Title Data Mining to Predict Steel-Rebar Quantity on Parametric Cost Estimating Model - Focused on Comparison of OLAP and Clustering Method -
Authors Cho Jae-Ho ; Chun Jae-Youl
Page pp.145-152
ISSN 12269107
Keywords Data Mining ; OLAP(On-line Analytical Processing) ; Clustering ; Quantity ; Parametric Cost Estimating
Abstract The purpose of this study is to develop a parametric cost estimating model for the early design stage by using OLAP (On-line Analytical Processing) and Clustering Method based on the case of quantity data related to architectural design features. The multidimensional characteristics of OLAP defines parameter to architectural design features associated with quantity volume change. OLAP technique analyzes a subject data by multi-dimensional points of view; it supports query, analysis, and comparison of required information by diverse queries. Also, Clustering method can predict the quantity volume information through the concept of average formula by clustering similar cases that depend on the character of the project.
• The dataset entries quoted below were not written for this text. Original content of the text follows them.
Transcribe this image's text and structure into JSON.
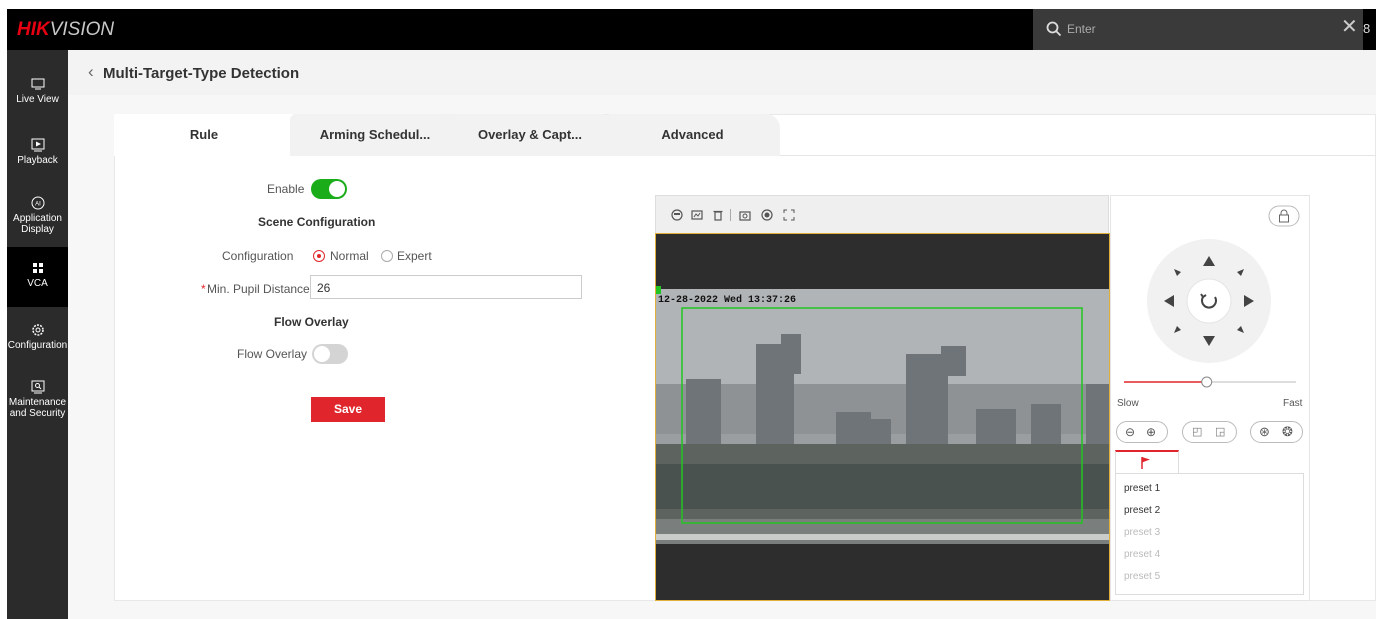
{
  "brand": {
    "hik": "HIK",
    "vision": "VISION"
  },
  "search": {
    "placeholder": "Enter"
  },
  "sidebar": {
    "items": [
      {
        "label": "Live View"
      },
      {
        "label": "Playback"
      },
      {
        "label_line1": "Application",
        "label_line2": "Display"
      },
      {
        "label": "VCA"
      },
      {
        "label": "Configuration"
      },
      {
        "label_line1": "Maintenance",
        "label_line2": "and Security"
      }
    ]
  },
  "header": {
    "title": "Multi-Target-Type Detection"
  },
  "tabs": [
    "Rule",
    "Arming Schedul...",
    "Overlay & Capt...",
    "Advanced"
  ],
  "form": {
    "enable_label": "Enable",
    "enable_on": true,
    "scene_title": "Scene Configuration",
    "config_label": "Configuration",
    "config_options": [
      "Normal",
      "Expert"
    ],
    "config_selected": "Normal",
    "required_mark": "*",
    "pupil_label": "Min. Pupil Distance",
    "pupil_value": "26",
    "flow_title": "Flow Overlay",
    "flow_label": "Flow Overlay",
    "flow_on": false,
    "save_label": "Save"
  },
  "video": {
    "timestamp": "12-28-2022 Wed 13:37:26",
    "toolbar_icons": [
      "face-icon",
      "image-icon",
      "trash-icon",
      "snapshot-icon",
      "record-icon",
      "fullscreen-icon"
    ]
  },
  "ptz": {
    "speed_slow": "Slow",
    "speed_fast": "Fast",
    "speed_level": 0.48,
    "presets": [
      {
        "label": "preset 1",
        "enabled": true
      },
      {
        "label": "preset 2",
        "enabled": true
      },
      {
        "label": "preset 3",
        "enabled": false
      },
      {
        "label": "preset 4",
        "enabled": false
      },
      {
        "label": "preset 5",
        "enabled": false
      }
    ]
  },
  "colors": {
    "accent": "#e0262c",
    "toggle_on": "#1aad19",
    "detection_box": "#22c522"
  }
}
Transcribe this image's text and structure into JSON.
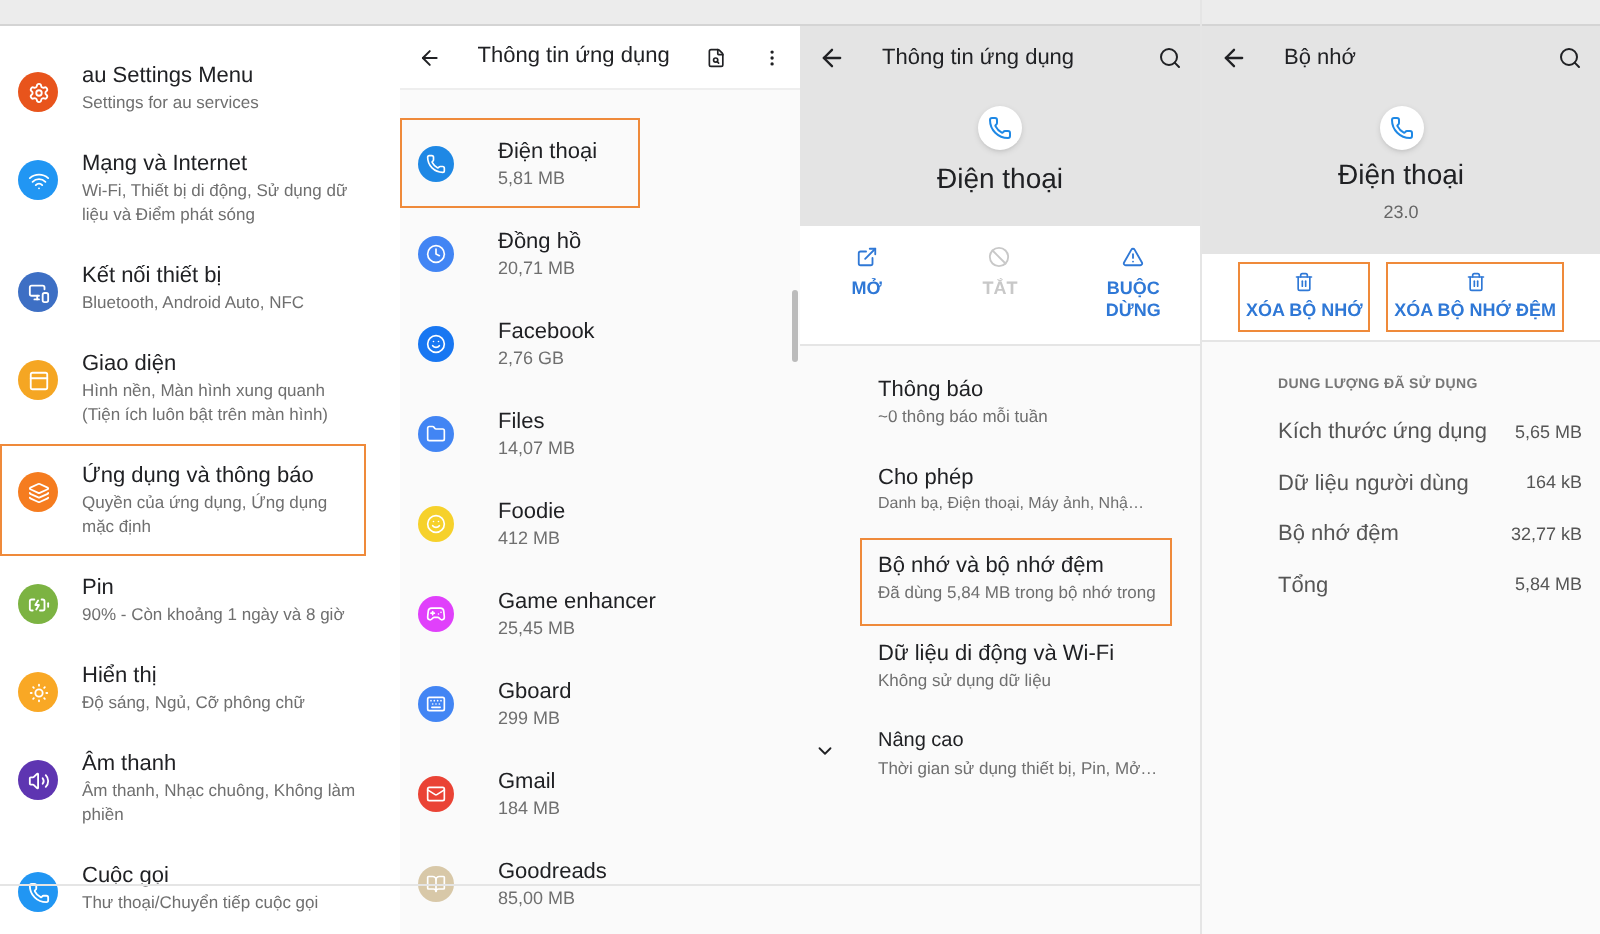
{
  "settings_panel": {
    "items": [
      {
        "title": "au Settings Menu",
        "subtitle": "Settings for au services",
        "color": "#e8541c",
        "highlighted": false
      },
      {
        "title": "Mạng và Internet",
        "subtitle": "Wi-Fi, Thiết bị di động, Sử dụng dữ liệu và Điểm phát sóng",
        "color": "#2196f3",
        "highlighted": false
      },
      {
        "title": "Kết nối thiết bị",
        "subtitle": "Bluetooth, Android Auto, NFC",
        "color": "#3d6fc4",
        "highlighted": false
      },
      {
        "title": "Giao diện",
        "subtitle": "Hình nền, Màn hình xung quanh (Tiện ích luôn bật trên màn hình)",
        "color": "#f5a623",
        "highlighted": false
      },
      {
        "title": "Ứng dụng và thông báo",
        "subtitle": "Quyền của ứng dụng, Ứng dụng mặc định",
        "color": "#f57c1f",
        "highlighted": true
      },
      {
        "title": "Pin",
        "subtitle": "90% - Còn khoảng 1 ngày và 8 giờ",
        "color": "#7cb342",
        "highlighted": false
      },
      {
        "title": "Hiển thị",
        "subtitle": "Độ sáng, Ngủ, Cỡ phông chữ",
        "color": "#f9a825",
        "highlighted": false
      },
      {
        "title": "Âm thanh",
        "subtitle": "Âm thanh, Nhạc chuông, Không làm phiền",
        "color": "#5e35b1",
        "highlighted": false
      },
      {
        "title": "Cuộc gọi",
        "subtitle": "Thư thoại/Chuyển tiếp cuộc gọi",
        "color": "#2196f3",
        "highlighted": false
      }
    ]
  },
  "app_list_panel": {
    "title": "Thông tin ứng dụng",
    "apps": [
      {
        "name": "Điện thoại",
        "size": "5,81 MB",
        "color": "#1e88e5",
        "highlighted": true
      },
      {
        "name": "Đồng hồ",
        "size": "20,71 MB",
        "color": "#4285f4",
        "highlighted": false
      },
      {
        "name": "Facebook",
        "size": "2,76 GB",
        "color": "#1877f2",
        "highlighted": false
      },
      {
        "name": "Files",
        "size": "14,07 MB",
        "color": "#4285f4",
        "highlighted": false
      },
      {
        "name": "Foodie",
        "size": "412 MB",
        "color": "#f6d12b",
        "highlighted": false
      },
      {
        "name": "Game enhancer",
        "size": "25,45 MB",
        "color": "#e040fb",
        "highlighted": false
      },
      {
        "name": "Gboard",
        "size": "299 MB",
        "color": "#4285f4",
        "highlighted": false
      },
      {
        "name": "Gmail",
        "size": "184 MB",
        "color": "#ea4335",
        "highlighted": false
      },
      {
        "name": "Goodreads",
        "size": "85,00 MB",
        "color": "#d8c8a8",
        "highlighted": false
      }
    ]
  },
  "app_info_panel": {
    "title": "Thông tin ứng dụng",
    "app_name": "Điện thoại",
    "actions": [
      {
        "label": "MỞ",
        "disabled": false
      },
      {
        "label": "TẮT",
        "disabled": true
      },
      {
        "label": "BUỘC DỪNG",
        "disabled": false
      }
    ],
    "items": [
      {
        "kind": "plain",
        "title": "Thông báo",
        "subtitle": "~0 thông báo mỗi tuần",
        "highlighted": false
      },
      {
        "kind": "plain",
        "title": "Cho phép",
        "subtitle": "Danh bạ, Điện thoại, Máy ảnh, Nhậ…",
        "highlighted": false
      },
      {
        "kind": "plain",
        "title": "Bộ nhớ và bộ nhớ đệm",
        "subtitle": "Đã dùng 5,84 MB trong bộ nhớ trong",
        "highlighted": true
      },
      {
        "kind": "plain",
        "title": "Dữ liệu di động và Wi-Fi",
        "subtitle": "Không sử dụng dữ liệu",
        "highlighted": false
      },
      {
        "kind": "expander",
        "title": "Nâng cao",
        "subtitle": "Thời gian sử dụng thiết bị, Pin, Mở…",
        "highlighted": false
      }
    ]
  },
  "storage_panel": {
    "title": "Bộ nhớ",
    "app_name": "Điện thoại",
    "version": "23.0",
    "actions": [
      {
        "label": "XÓA BỘ NHỚ",
        "highlighted": true
      },
      {
        "label": "XÓA BỘ NHỚ ĐỆM",
        "highlighted": true
      }
    ],
    "section": "DUNG LƯỢNG ĐÃ SỬ DỤNG",
    "rows": [
      {
        "label": "Kích thước ứng dụng",
        "value": "5,65 MB"
      },
      {
        "label": "Dữ liệu người dùng",
        "value": "164 kB"
      },
      {
        "label": "Bộ nhớ đệm",
        "value": "32,77 kB"
      },
      {
        "label": "Tổng",
        "value": "5,84 MB"
      }
    ]
  }
}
The estimated results of the clustering results can be used as a knowledge based model that support to predict quantity volume by impact factors on parametric cost estimating method. In this study, after estimating the concrete quantity with standard measure of method, and then suggest how to predict the steel-rebar ratio against the concrete volume. For estimating methods in the field of data mining, OLAP and clustering methods were utilized. And their strengths and weaknesses were analyzed.